Where we’re going? Not so easy to say:
  • We’ve stopped spending, we know that. November, including Black Friday, totted up the lowest sales in 30 years.2
  • Jobs are dropping like flies. Not since December 1974 (Nixon was president!) have we lost more jobs than we did in November (533,000).3
  • Being a consumer society and one which has dropped manufacturing jobs in favor of service jobs, those first two numbers do not bode well for the future. If we don’t spend, we don’t work.
  • This graphic from the Bureau of Labor Statistics is a little scary. Note the increasing rate of decline in employment during this recession, and note how long it took during the last recession in 2001 for employment figures to get back to the pre-recession level (three+ years).
What brings us out of recessions? Typically, wars or large infusions of government spending matched with tax cuts. With an over ten-trillion-dollar deficit (four trillion of which was added by the Bush administration), more trillions in bailout commitments made and commitments to come which have so far shown little effect on the economy, and no end in sight to two ruinously expensive wars, how much further in the hole can we expect our government to go before the underlying strength of our economy suffers serious and lasting damage? Hopefully, a good bit further, as there is really no alternative in sight.

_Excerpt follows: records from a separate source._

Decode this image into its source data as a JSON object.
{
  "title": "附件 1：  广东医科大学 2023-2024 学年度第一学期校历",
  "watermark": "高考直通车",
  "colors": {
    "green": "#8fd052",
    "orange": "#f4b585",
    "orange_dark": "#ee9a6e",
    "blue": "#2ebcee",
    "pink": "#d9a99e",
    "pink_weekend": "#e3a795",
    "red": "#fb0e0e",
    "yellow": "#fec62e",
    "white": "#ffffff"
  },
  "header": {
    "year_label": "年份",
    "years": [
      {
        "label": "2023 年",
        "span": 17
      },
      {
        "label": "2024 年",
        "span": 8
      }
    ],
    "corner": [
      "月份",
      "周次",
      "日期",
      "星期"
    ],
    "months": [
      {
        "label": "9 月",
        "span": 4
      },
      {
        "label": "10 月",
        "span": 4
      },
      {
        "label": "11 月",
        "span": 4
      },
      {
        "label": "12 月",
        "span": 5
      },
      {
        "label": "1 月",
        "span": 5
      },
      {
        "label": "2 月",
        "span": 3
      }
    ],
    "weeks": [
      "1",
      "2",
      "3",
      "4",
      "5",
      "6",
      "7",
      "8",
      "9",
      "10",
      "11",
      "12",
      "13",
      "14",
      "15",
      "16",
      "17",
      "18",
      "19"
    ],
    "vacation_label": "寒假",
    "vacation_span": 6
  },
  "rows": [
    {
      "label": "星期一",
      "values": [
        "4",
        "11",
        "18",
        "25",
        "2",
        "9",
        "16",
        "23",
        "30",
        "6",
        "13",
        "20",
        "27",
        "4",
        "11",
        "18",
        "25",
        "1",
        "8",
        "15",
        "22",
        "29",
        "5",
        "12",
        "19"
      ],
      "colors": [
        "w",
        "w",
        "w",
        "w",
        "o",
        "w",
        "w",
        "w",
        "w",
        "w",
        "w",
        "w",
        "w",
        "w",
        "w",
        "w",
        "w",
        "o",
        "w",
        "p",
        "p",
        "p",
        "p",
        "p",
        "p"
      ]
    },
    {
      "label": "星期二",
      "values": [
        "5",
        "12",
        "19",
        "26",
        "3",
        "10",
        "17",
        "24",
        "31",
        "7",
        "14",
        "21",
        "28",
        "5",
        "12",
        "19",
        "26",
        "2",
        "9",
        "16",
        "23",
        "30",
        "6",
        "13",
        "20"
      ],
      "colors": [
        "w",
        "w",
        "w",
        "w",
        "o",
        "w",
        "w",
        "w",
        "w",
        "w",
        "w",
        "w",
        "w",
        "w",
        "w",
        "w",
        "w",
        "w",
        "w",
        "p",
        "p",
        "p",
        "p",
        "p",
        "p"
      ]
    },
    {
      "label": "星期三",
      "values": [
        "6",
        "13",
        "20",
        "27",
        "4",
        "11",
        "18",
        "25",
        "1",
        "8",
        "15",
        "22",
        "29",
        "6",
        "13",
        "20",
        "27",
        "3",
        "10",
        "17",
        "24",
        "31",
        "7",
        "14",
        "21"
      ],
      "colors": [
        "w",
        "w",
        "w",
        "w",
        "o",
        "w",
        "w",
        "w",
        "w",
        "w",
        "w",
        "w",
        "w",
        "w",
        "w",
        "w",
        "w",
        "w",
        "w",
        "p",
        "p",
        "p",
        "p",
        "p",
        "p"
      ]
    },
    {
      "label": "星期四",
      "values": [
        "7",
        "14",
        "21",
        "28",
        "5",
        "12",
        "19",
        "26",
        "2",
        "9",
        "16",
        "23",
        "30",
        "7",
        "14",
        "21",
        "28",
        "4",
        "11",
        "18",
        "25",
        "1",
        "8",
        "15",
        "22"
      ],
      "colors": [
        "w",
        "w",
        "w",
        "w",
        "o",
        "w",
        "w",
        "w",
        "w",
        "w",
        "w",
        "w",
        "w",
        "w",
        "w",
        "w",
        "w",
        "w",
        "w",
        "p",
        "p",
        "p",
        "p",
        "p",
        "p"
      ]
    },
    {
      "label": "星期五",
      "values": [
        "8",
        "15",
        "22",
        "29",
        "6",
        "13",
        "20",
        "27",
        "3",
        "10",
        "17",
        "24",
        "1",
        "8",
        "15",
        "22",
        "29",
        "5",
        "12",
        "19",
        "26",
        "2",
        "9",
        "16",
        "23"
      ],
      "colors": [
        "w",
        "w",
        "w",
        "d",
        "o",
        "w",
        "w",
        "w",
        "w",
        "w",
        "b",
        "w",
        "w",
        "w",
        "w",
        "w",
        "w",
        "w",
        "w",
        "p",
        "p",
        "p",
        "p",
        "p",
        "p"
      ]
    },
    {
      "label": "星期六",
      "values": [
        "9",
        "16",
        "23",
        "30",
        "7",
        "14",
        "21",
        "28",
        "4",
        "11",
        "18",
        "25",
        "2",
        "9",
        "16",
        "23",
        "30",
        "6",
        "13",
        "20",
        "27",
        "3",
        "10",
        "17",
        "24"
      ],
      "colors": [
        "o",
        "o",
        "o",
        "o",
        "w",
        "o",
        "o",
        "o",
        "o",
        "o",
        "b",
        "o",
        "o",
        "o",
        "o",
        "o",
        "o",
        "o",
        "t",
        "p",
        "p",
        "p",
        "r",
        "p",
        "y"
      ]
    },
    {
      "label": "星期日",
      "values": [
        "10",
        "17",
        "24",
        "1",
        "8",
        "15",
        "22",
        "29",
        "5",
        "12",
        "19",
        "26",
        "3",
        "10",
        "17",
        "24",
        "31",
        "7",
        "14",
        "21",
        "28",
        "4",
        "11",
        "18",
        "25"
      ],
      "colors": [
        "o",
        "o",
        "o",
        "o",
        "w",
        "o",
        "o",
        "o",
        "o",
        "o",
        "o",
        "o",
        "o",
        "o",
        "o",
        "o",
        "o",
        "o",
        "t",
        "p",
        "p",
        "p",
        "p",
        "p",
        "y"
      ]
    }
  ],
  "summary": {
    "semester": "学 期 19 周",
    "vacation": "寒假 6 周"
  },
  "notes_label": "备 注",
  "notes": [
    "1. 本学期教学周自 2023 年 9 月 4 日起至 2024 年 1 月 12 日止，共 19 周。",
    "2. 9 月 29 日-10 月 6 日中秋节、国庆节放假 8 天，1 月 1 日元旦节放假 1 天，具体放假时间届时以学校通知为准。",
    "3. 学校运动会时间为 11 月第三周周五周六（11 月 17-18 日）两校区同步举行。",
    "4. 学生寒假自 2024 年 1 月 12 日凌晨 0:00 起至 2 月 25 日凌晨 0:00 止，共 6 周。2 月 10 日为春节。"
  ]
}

Let us not forget how we got here—through an unholy alliance of our federal government and narrow corporate interests consumed with greed. We have yet to bring either to account. We have yet to elect representatives who have pledged to do so. Hope is not enough.
____________________
1 Change We Can Bank On, by Robert Scheer, from Truthdig.com, November 18, 2008, accessed December 6, 2008.
2 November retail sales are worst in 30 years, by Jayne O'Donnell, from USA Today, undated, accessed December 6, 2008.
3 U.S. Loses 533,000 Jobs in Biggest Drop since 1974, by Louis Uchitelle, from the New York Times, December 5, 2008, accessed December 6, 2008.